You might have heard the word "bipolar" thrown around a lot, but how much do you really know about bipolar disorder? One element of bipolar disorder that often isn't discussed in the media is the fact that it actually has varying "types," and isn't just one cookie-cutter diagnosis. The Diagnostic Statistical Manual, or DSM, is the basis for defining and diagnosing mental conditions, and it outlines a clear divide between types: bipolar I and bipolar II. But it's not just a matter of degree, and you can't call one version less damaging or serious than another. Understanding the spectrum of bipolar disorders as a culture would do a lot to demystify the condition, and help us understand what people with either type are going through.
We have a conception of bipolar disorders as huge highs and huge lows; this is the type represented by Mark Ruffalo in his star turn in Infinitely Polar Bear, for example. That's certainly a real thing (bipolar I, as it happens), but there's also another side to the equation, where the highs are less high and the lows often just as low. (And no, manic depression is no longer considered the correct diagnostic term for this type of bipolar disorder.)

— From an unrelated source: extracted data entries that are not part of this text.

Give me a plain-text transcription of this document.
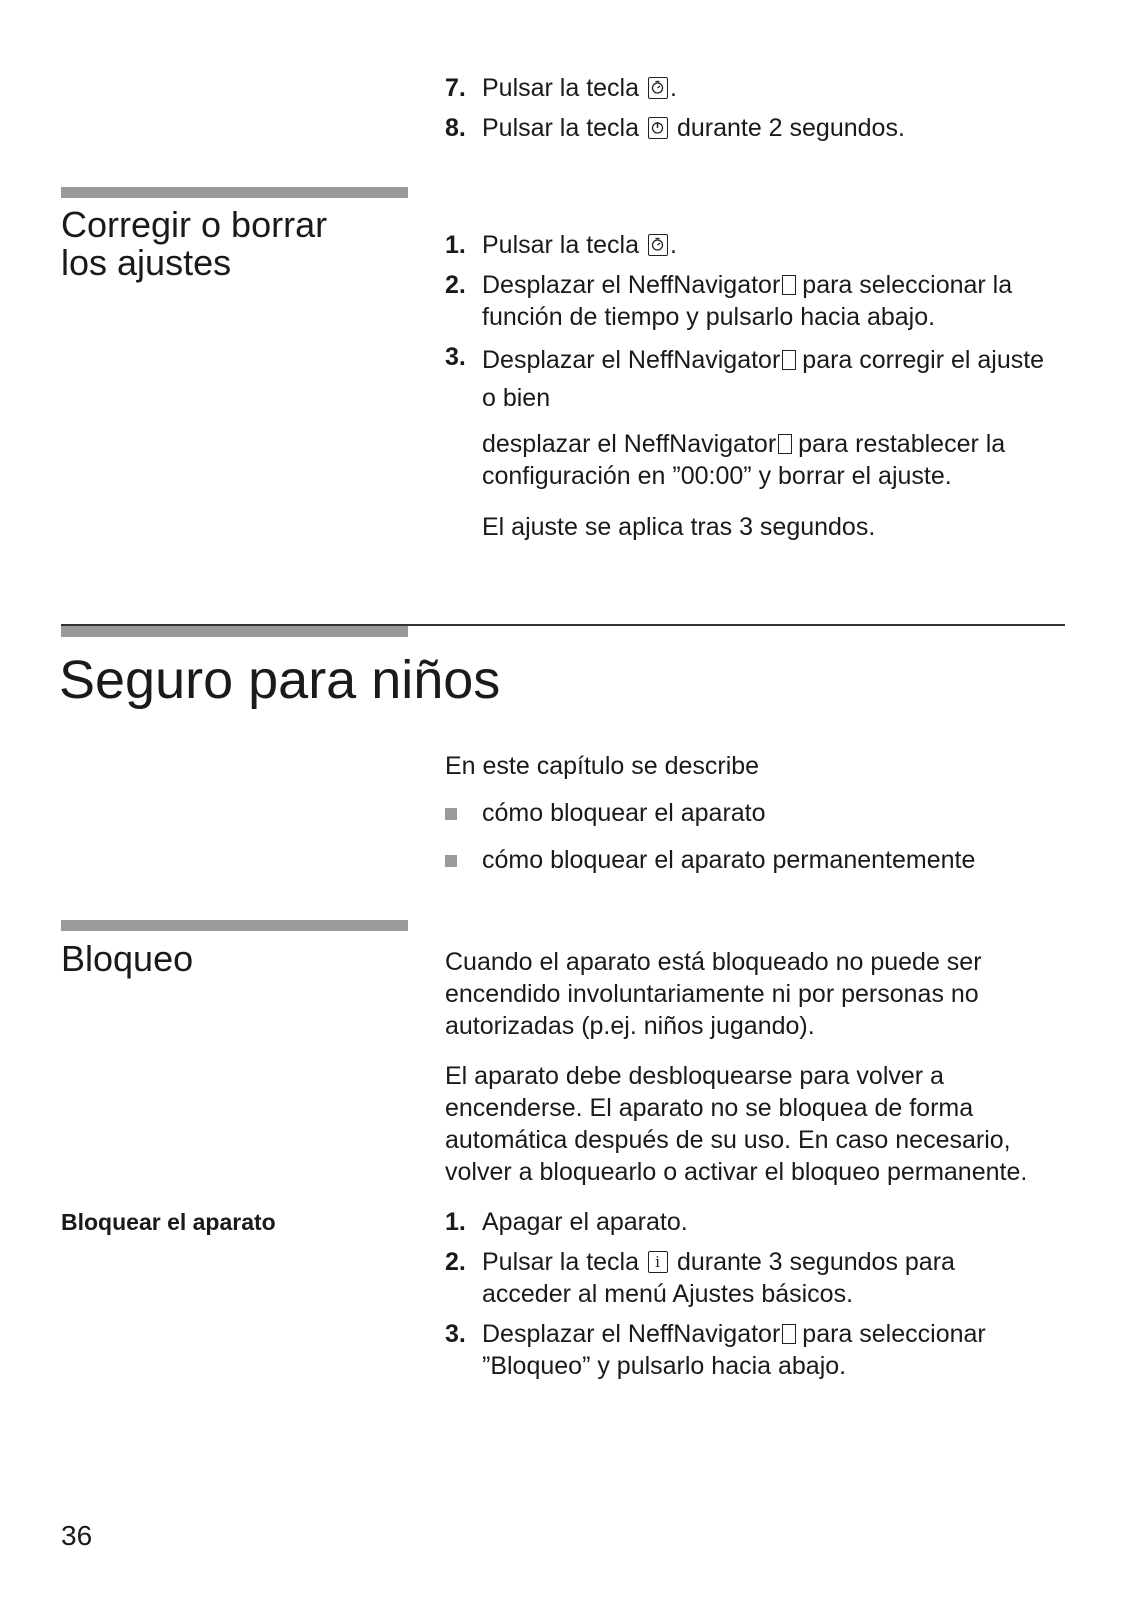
7. Pulsar la tecla .
8. Pulsar la tecla durante 2 segundos.
Corregir o borrar
los ajustes	1. Pulsar la tecla .
2. Desplazar el NeffNavigator para seleccionar la
función de tiempo y pulsarlo hacia abajo.
3. Desplazar el NeffNavigator para corregir el ajuste
o bien
desplazar el NeffNavigator para restablecer la
configuración en ”00:00” y borrar el ajuste.
El ajuste se aplica tras 3 segundos.
Seguro para niños
En este capítulo se describe
cómo bloquear el aparato
cómo bloquear el aparato permanentemente
Bloqueo	Cuando el aparato está bloqueado no puede ser
encendido involuntariamente ni por personas no
autorizadas (p.ej. niños jugando).
El aparato debe desbloquearse para volver a
encenderse. El aparato no se bloquea de forma
automática después de su uso. En caso necesario,
volver a bloquearlo o activar el bloqueo permanente.
Bloquear el aparato	1. Apagar el aparato.
2. Pulsar la tecla i durante 3 segundos para
acceder al menú Ajustes básicos.
3. Desplazar el NeffNavigator para seleccionar
”Bloqueo” y pulsarlo hacia abajo.
36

So here are the real differences between bipolar I and II, and why that difference matters more than you might think.
The Difference Comes Down To Mania Versus Hypomania
The distinction between different kinds of bipolar disorder comes down to the "manic" side of the equation and how it manifests in different people. In both types of bipolar, depressive episodes may occur, but bipolar I is identified when it's accompanied by one or more episodes of mania, while bipolar II is diagnosed when it's paired with hypomania.
What's the difference? It's mostly a matter of degree. Mania is the more intense experience: staying up all night, working madly, doing irrational things, having creative spurts, feeling hugely grandiose and full of love, having no social barriers and acting compulsively. Sounds like fun, but it's not. The Mayo Clinic's definition for mania is "abnormally and persistently elevated, expansive or irritable mood that lasts at least one week [with] persistently increased goal-directed activity or energy." These are the periods where bipolar sufferers might spend all their money, do something spectacularly inappropriate, get arrested, or put themselves in serious danger.
Hypomania is less intense. It's supposed to be shorter in intensity (mania should last for at least a week, while hypomania should be around four days), and the impulsivity, confidence and excess energy, like a wheel going far too fast, are less serious in degree. It can be so slight that people just think of it as "increased energy" or "feeling weirdly energised and positive," rather than a genuine hypomanic period. According to an expert interview on Healthline, this can lead to a problem with diagnosis, wherein hypomanic individuals are declared to be depressives, and don't actually realize they have periods of minor mania too. This is bad news, because anti-depressants don't actually work as effective medications for bipolar disorders.
The reality is that symptoms of both bipolar disorders aren't exactly black and white. PsychCentral, which cheerfully calls bipolar I "raging" and bipolar II "swinging," records studies of pure mania that identify many different types, from psychosis and paranoia to sheer hedonism, all the way to aggression and hypersexuality. Unfairly enough, depressive episodes in bipolar conditions don't have a similar "lesser" element. Whether you've got bipolar I or II, your depressive episodes are likely to be severe, which means that bipolar II isn't necessarily easier to live with than bipolar I. The one exception, according to Psych Central, is a variant of bipolar I which has "mixed" episodes, where an episode contains both manic and depressive elements at once (euphoric and suicidal at the same time).
Why The Distinction Matters
One of the biggest reasons for distinguishing between the two types of bipolar disorder, according to the Black Dog Institute, which specializes in mental health support, is proper treatment. Apparently, bipolar type I is usually treated with lithium and other "mood stabilizers," but the particular shape of mood disordering in bipolar II means this may not actually be a suitable course of treatment.
Being aware of the fact that there's not just one blanket model of bipolar disorder is necessary to fully understand people who've got it. You may know several people who present their bipolar disorder in different ways; while this likely reflects their personal treatment options and factors like substance abuse and age (the average age of onset for bipolar disorders is 25), it's also probably to do with what specific kind of bipolar they actually have.
There's also not a hard-and-fast wall between the disorders. An expert for Psychology Today, Dr. Russ Federman, points out that, in some cases, bipolar hypomania may turn into mania, but it's not the case for everybody and can be exacerbated by lifestyle factors like doing drugs, not getting enough exercise, and not sleeping at night. He calls the boundary between the two the hypomanic "ceiling," but it doesn't seem that bipolar I goes the other way and dampens down into hypomania all that often.
It's important to know that there are also other features on the bipolar spectrum, not just I and II. One is cyclothymic disorder, which is related to bipolar II but features only mild depression and lower levels of hypomania; it's not given the "bipolar" label because it's not severe enough, but it's definitely sufficiently significant to have a big impact on your life. And that needs its own unique treatment, too.
Basically, there's one rule: don't make blanket assumptions about all bipolar disorders being the same. Listen when somebody tells you what they've got, and understand where it stands in the landscape of mood disorders and bipolar specifically.